Nous sommes aux alentours du 21 juin, donc au creux de la vague concernant la longueur des jours. Nous observons le soleil (quand les nuages le permettent) durant 2h20 seulement chaque jour… Il se lève vers 11h20 et se couche vers 13h40… Rassurez-vous, les levers et couchers de soleil n’en finissent pas, donc on peut rajouter plus d’1h de luminosité le « matin » et le « soir », quand le temps est au beau… Les couleurs sont magnifiques, le soleil rase l’horizon…

Coucher de soleil à rallonge : le soleil semble couché derrière un berg… Mais il rase tellement l’horizon qu’il réapparaît de l’autre côté du berg !

Les températures deviennent franchement hivernales, et les tempêtes un peu plus fréquentes.

Avec -25.8°C la semaine dernière, nous avons battu notre record de froid, ainsi que celui de la mission précédente :).

Mur de neige : l’espèce de nuage que l’on voit en arrière plan est en fait de la neige soulevée par le vent… Quand un mur de neige arrive sur l’île, le vent se déchaîne et la visibilité devient très faible…

Notre territoire de jeu s’est agrandi : nous pouvons maintenant nous déplacer dans un cercle de 5 km de rayon.

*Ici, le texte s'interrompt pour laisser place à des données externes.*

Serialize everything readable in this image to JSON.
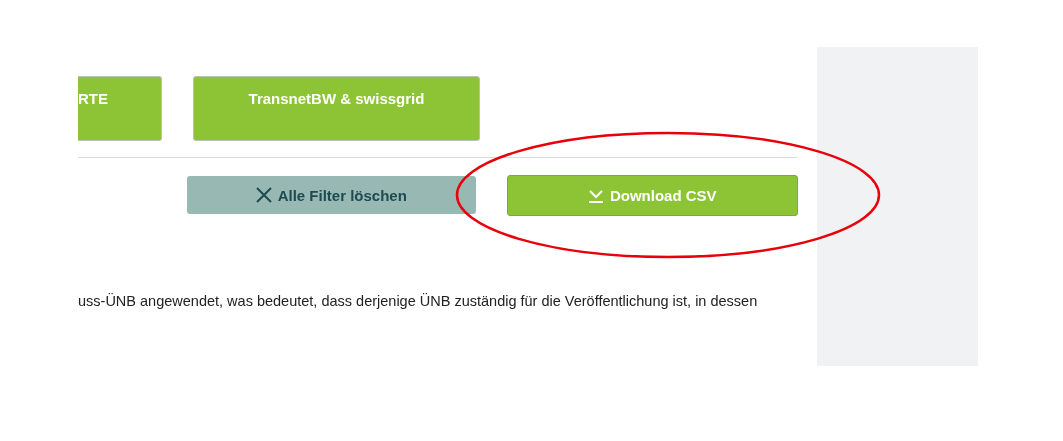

Et je peux vous dire que ça change beaucoup de choses ! C’est tout un nouveau territoire que nous découvrons, riche en bergs aux formes et couleurs variées… Un vrai bonheur ! Lors de ma première sortie dans la zone nouvellement ouverte, j’avais l’impression de partir en vacances et de découvrir une nouvelle région…

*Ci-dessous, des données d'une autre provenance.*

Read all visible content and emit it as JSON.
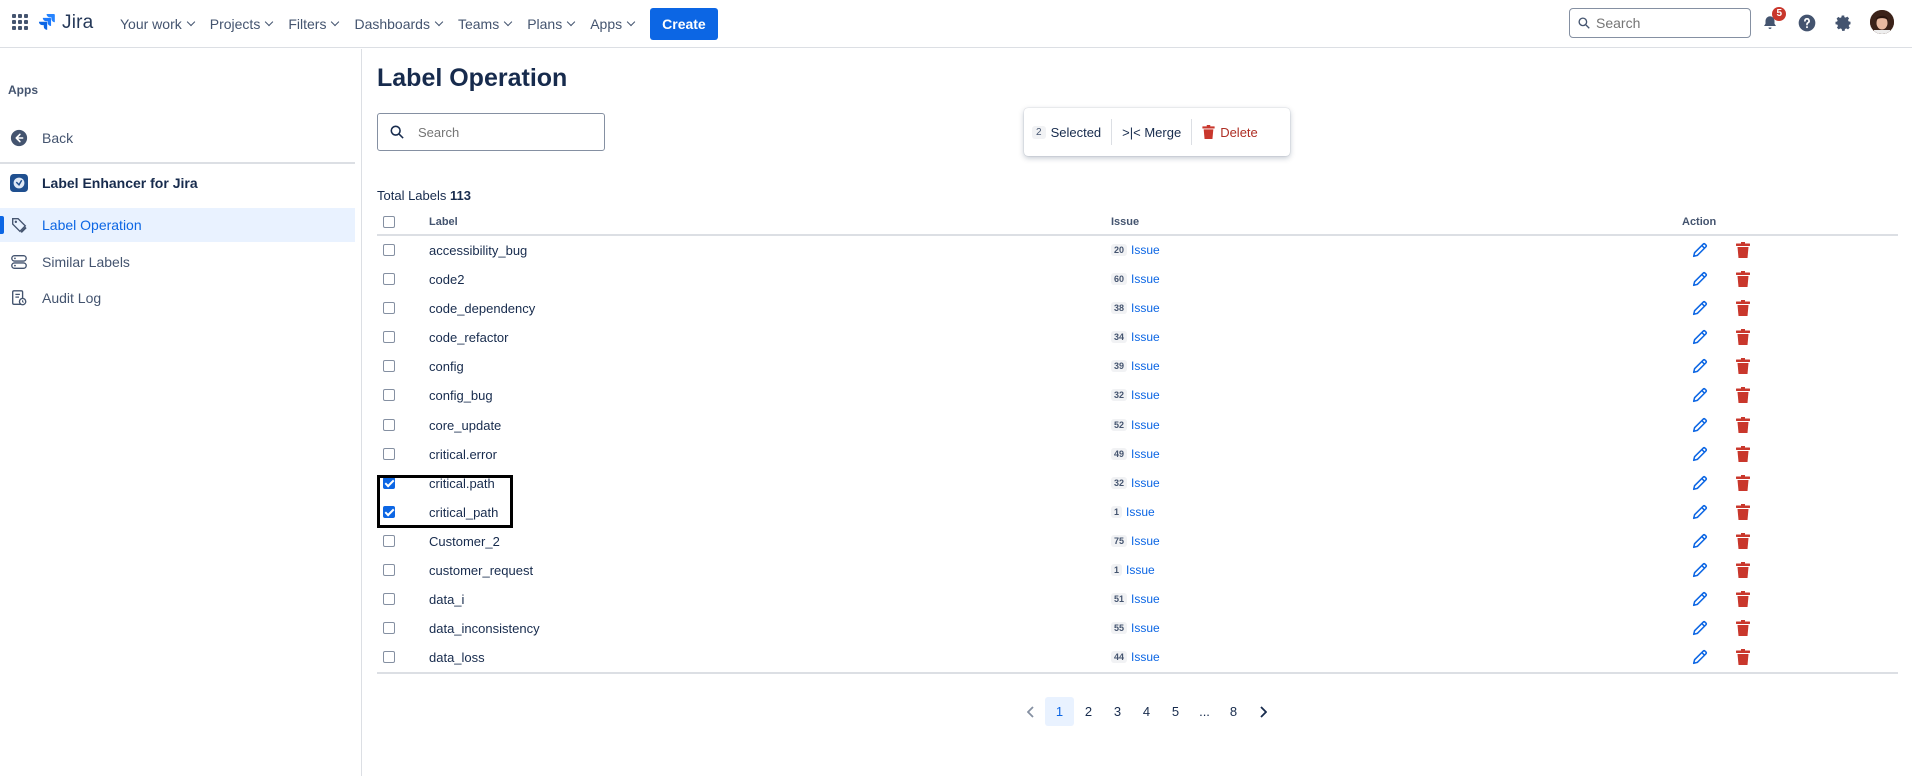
{
  "topnav": {
    "brand": "Jira",
    "items": [
      "Your work",
      "Projects",
      "Filters",
      "Dashboards",
      "Teams",
      "Plans",
      "Apps"
    ],
    "create_label": "Create",
    "search_placeholder": "Search",
    "notifications_count": "5"
  },
  "sidebar": {
    "heading": "Apps",
    "back_label": "Back",
    "app_name": "Label Enhancer for Jira",
    "items": [
      {
        "label": "Label Operation",
        "active": true
      },
      {
        "label": "Similar Labels",
        "active": false
      },
      {
        "label": "Audit Log",
        "active": false
      }
    ]
  },
  "main": {
    "title": "Label Operation",
    "search_placeholder": "Search",
    "toolbar": {
      "selected_count": "2",
      "selected_label": "Selected",
      "merge_label": ">|< Merge",
      "delete_label": "Delete"
    },
    "total_label": "Total Labels",
    "total_value": "113",
    "columns": {
      "label": "Label",
      "issue": "Issue",
      "action": "Action"
    },
    "issue_word": "Issue",
    "rows": [
      {
        "label": "accessibility_bug",
        "count": "20",
        "checked": false
      },
      {
        "label": "code2",
        "count": "60",
        "checked": false
      },
      {
        "label": "code_dependency",
        "count": "38",
        "checked": false
      },
      {
        "label": "code_refactor",
        "count": "34",
        "checked": false
      },
      {
        "label": "config",
        "count": "39",
        "checked": false
      },
      {
        "label": "config_bug",
        "count": "32",
        "checked": false
      },
      {
        "label": "core_update",
        "count": "52",
        "checked": false
      },
      {
        "label": "critical.error",
        "count": "49",
        "checked": false
      },
      {
        "label": "critical.path",
        "count": "32",
        "checked": true
      },
      {
        "label": "critical_path",
        "count": "1",
        "checked": true
      },
      {
        "label": "Customer_2",
        "count": "75",
        "checked": false
      },
      {
        "label": "customer_request",
        "count": "1",
        "checked": false
      },
      {
        "label": "data_i",
        "count": "51",
        "checked": false
      },
      {
        "label": "data_inconsistency",
        "count": "55",
        "checked": false
      },
      {
        "label": "data_loss",
        "count": "44",
        "checked": false
      }
    ],
    "pagination": {
      "pages": [
        "1",
        "2",
        "3",
        "4",
        "5",
        "...",
        "8"
      ],
      "current": "1"
    }
  },
  "colors": {
    "accent": "#0c66e4",
    "danger": "#ae2e24",
    "delete_icon": "#c9372c"
  }
}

« Black berg » aux couleurs chocolat

La banquise s’étend sur des kilomètres…

J’ai également eu la chance de voir un berg se retourner… C’est plutôt rare d’en voir. Ça n’arrive pas souvent, et il faut être là au bon moment… Nous étions tranquillement à la manchotière à regarder les empereurs, quand nous avons entendu un énorme craquement… Vite, j’ai levé les yeux vers le glacier, pensant qu’un morceau s’effondrait, comme cela arrive de temps en temps. Mais quelle n’a pas été ma surprise de voir un berg, situé à une centaine de mètres devant le glacier, disparaître progressivement dans l’eau, puis une énorme vague sortir du trou, et ensuite le berg réapparaître, à sa position d’équilibre, donc la partie saillante dessous (celle qui était auparavant au-dessus), et la partie davantage plane sur le dessus. L’évènement a duré quelques secondes seulement, mettant en mouvement des tonnes de glace, puis la banquise a retrouvé son calme, comme si rien ne s’était passé… Les empereurs n’ont même pas bronché. Il faisait bien froid ce jour là, sans vent, rien ne laissait suspecter qu’il allait se retourner… Impressionnant !

Le 42 au soleil couchant


A la manchotière, c’est calme, très calme ! Les mâles continuent de couver, imperturbables… D’ici quelques jours, nous allons pouvoir commencer à guetter l’apparition du premier poussin…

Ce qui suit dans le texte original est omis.